Ihre Katzen ignorieren all Ihre Erziehungsversuche? Dann sollten Sie folgende Tipps zur Katzenerziehung ausprobieren:
Stubentiger gut beschäftigen
Wenn Ihre Katze nur Unsinn macht, liegt es womöglich daran, dass sie nicht ausgelastet ist. Vor allem bei Wohnungskatzen, die öfters allein sind, ist das ein Problem. Die Lösung: Beschäftigen Sie sich häufiger mit Ihrem Tier.
Ist das nicht möglich, geben Sie der Samtpfote immer wieder neue Spielanreize – beispielsweise verschiedene Kartons oder (ungiftige) Mitbringsel aus der Natur. Auch über zusätzliche Kletter- oder Versteckmöglichkeiten freut sich Ihr Stubentiger sehr. Hat sie genug zu tun, bekommen Sie Ihre Katze automatisch ruhiger.

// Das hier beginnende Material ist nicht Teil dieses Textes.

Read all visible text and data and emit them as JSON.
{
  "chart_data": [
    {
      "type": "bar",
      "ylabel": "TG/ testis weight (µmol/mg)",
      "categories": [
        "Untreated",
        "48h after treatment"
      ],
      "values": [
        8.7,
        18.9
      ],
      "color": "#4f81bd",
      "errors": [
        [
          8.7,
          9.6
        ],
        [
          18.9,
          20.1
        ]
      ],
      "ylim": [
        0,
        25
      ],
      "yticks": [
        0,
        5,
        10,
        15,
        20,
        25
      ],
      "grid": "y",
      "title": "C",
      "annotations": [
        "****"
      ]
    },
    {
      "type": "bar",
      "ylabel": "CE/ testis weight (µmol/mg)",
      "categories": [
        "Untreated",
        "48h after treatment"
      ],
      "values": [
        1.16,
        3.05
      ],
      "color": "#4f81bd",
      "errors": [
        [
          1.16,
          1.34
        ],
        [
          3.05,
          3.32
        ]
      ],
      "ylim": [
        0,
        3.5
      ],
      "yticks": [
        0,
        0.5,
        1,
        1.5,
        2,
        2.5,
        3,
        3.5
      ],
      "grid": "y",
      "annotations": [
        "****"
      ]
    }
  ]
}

Katze als Strafe ignorieren
In manchen Fällen ist es sinnvoll, Ihren Stubentiger einfach zu ignorieren. Ein Beispiel: Sie arbeiten gerade an Ihrem Schreibtisch und ihre Katze stößt Sie immer wieder mit der Pfote an. Reagieren Sie nicht darauf – weder in positiver noch in negativer Weise. Denn in diesem Moment, will Ihre Samtpfote nur eines: Ihre Aufmerksamkeit. Wenn Sie ihr diese nun genau jetzt schenken, verstärken Sie damit nur das unerwünschte Verhalten.
Dose mit losen Gegenständen schütteln
Wenn Sie Katzen etwas abgewöhnen wollen, ist dieser Trick super: Füllen Sie eine kleine Metalldose mit Schreibtischklammern oder kleinen Schrauben. Wenn Ihr Stubentiger nun zur unerwünschten Tat schreitet, schütteln Sie die Dose heftig. Da das Geräusch für Katzenohren nicht sehr schön ist, wird er seine Tätigkeit sicher bald unterbrechen. Wiederholen Sie diese Aktion jedes Mal, wenn Ihre Katze sich „danebenbenimmt“.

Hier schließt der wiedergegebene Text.